Türkiye’de Kürtçü siyaset, özünde “ben Türk değilim ve Türklerden başka çıkarlarım, önceliklerim, ajandam var” anlamına gelen pozisyonunu %90’a dayatıyor. Bu dayatmanın iki veçhesi var; birincisi, Tayyip Erdoğan bu yapıyı muhalefetin içine kama sokmak için kullanıyor. Buna vaktiyle domuz benzetmesi yapmıştım; Ömer Seyfettin hikayesinde silahla köylerinden atılamayan Türklerin köylerine domuz salarak kendi istekleriyle ayrılmasını sağlayan Bulgar komitacıdan mülhem… Gezi’den kadın eylemlerine ve şimdi AKP karşıtı blokun aday tartışmalarına, HDP-PKK çizgisi Tayyip Erdoğan’ın kamasıdır. Kendisi rant dağıtabildiği ve zihinsel melekeleri zehirlenmiş bir kitleye hitap ettiği için bu kamayı kullandığında kendi küpüne zarar veren keskin sirkenin muzır etkilerinden bir nebze olsun korunabiliyor, ancak muhalefet korunamıyor.

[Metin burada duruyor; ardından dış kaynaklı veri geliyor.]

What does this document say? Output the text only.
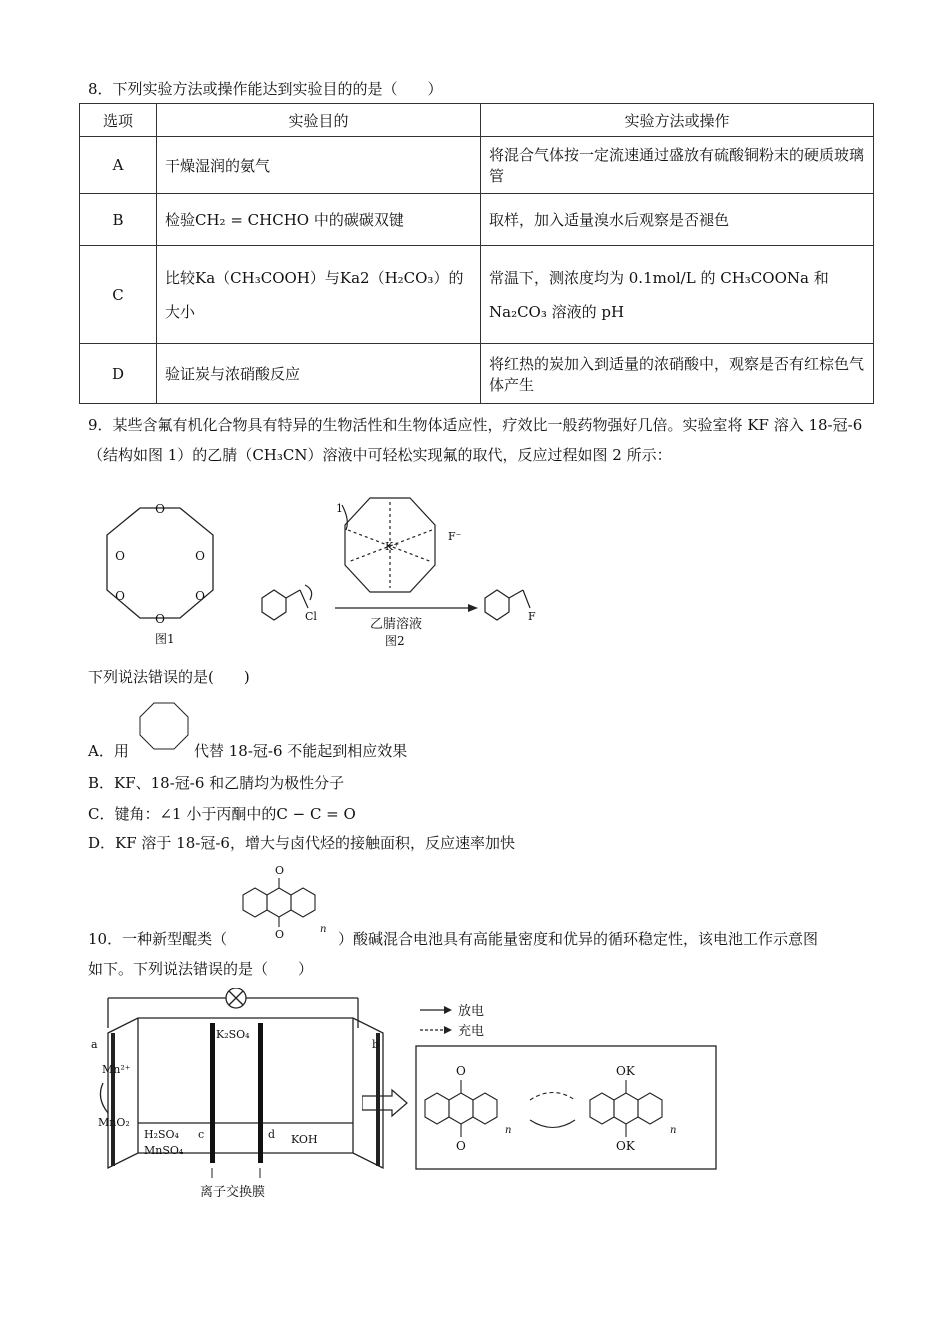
8．下列实验方法或操作能达到实验目的的是（　　）
选项	实验目的	实验方法或操作
A	干燥湿润的氨气	将混合气体按一定流速通过盛放有硫酸铜粉末的硬质玻璃管
B	检验CH₂ = CHCHO 中的碳碳双键	取样，加入适量溴水后观察是否褪色
C	比较Ka（CH₃COOH）与Ka2（H₂CO₃）的大小	常温下，测浓度均为 0.1mol/L 的 CH₃COONa 和 Na₂CO₃ 溶液的 pH
D	验证炭与浓硝酸反应	将红热的炭加入到适量的浓硝酸中，观察是否有红棕色气体产生
9．某些含氟有机化合物具有特异的生物活性和生物体适应性，疗效比一般药物强好几倍。实验室将 KF 溶入 18-冠-6（结构如图 1）的乙腈（CH₃CN）溶液中可轻松实现氟的取代，反应过程如图 2 所示：
O
O
O	O
O	O
图1
Cl
1
K⁺
F⁻
乙腈溶液
图2
F
下列说法错误的是(　　)
A．用	代替 18-冠-6 不能起到相应效果
B．KF、18-冠-6 和乙腈均为极性分子
C．键角：∠1 小于丙酮中的C − C = O
D．KF 溶于 18-冠-6，增大与卤代烃的接触面积，反应速率加快
10．一种新型醌类（
O
O	n
）酸碱混合电池具有高能量密度和优异的循环稳定性，该电池工作示意图
如下。下列说法错误的是（　　）
a	b
Mn²⁺
MnO₂
K₂SO₄
H₂SO₄
MnSO₄
c	d KOH
离子交换膜
放电
充电
O
O
OK
OK
n	n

İkinci meselemiz şu ki, CHP bu %10’a haddinden fazla önem veriyor. Erdoğan karşıtı olan ve olabilecek %90’a hitap etmek yerine, blok halinde hareket edip “uzlaşmaz azınlık tahakkümü” kuran bu yapının isteklerini yerine getirmeyi genişleme siyaseti zannediyor. Bunu her yaptığında Erdoğan’ın kaması CHP’yi yalnızlaştırıyor. CHP bunu defalarca tecrübe etti ve hala uslanmıyor. Üstelik, CHP kadrolarına hakim olan simsar cinsinden insanlar, muhalifliği zehirliyorlar. Evet, en büyük günahları budur. Erdoğan karşıtlığı esasen en başta ahlaki bir pozisyon iken, ahlaksızlıklarıyla muhaliflerin altından bu en güçlü zemini çekiyorlar. “Bize oy vermiyorsan AKP’lisin” tavrı, Kürtçü siyasetin kuyrukçuluğu ile birleşince, muhalif Türk milliyetçilerine “ya bize razı olacaksın ya seni Erdoğan yönetir”den başka bir vaade izin vermiyor. Eh, MHP gibi duygusal aidiyetin çok güçlü ve terör yöntemlerinin parti içi muhaliflere kullanılmasının normal karşılandığı bir partiye baş kaldırıp ondan daha büyük olmayı başarmış muhalif Türk milliyetçileri için bu tavır gülünüp geçilecek bir tavır. Her seçimde Erdoğan karşıtlığından başka hiçbir politik mesaj vermeyen ve “biz geldiğimizde ülkeyi nasıl yöneteceğiz?” sorusuna “Kürtlerle birlikte” ifadesinden başka cevabı olmayan bir CHP, neden Erdoğan karşıtlığının yegane adresi olsun? Üstelik Erdoğan’dan aferin alan tek muhalif partiyken?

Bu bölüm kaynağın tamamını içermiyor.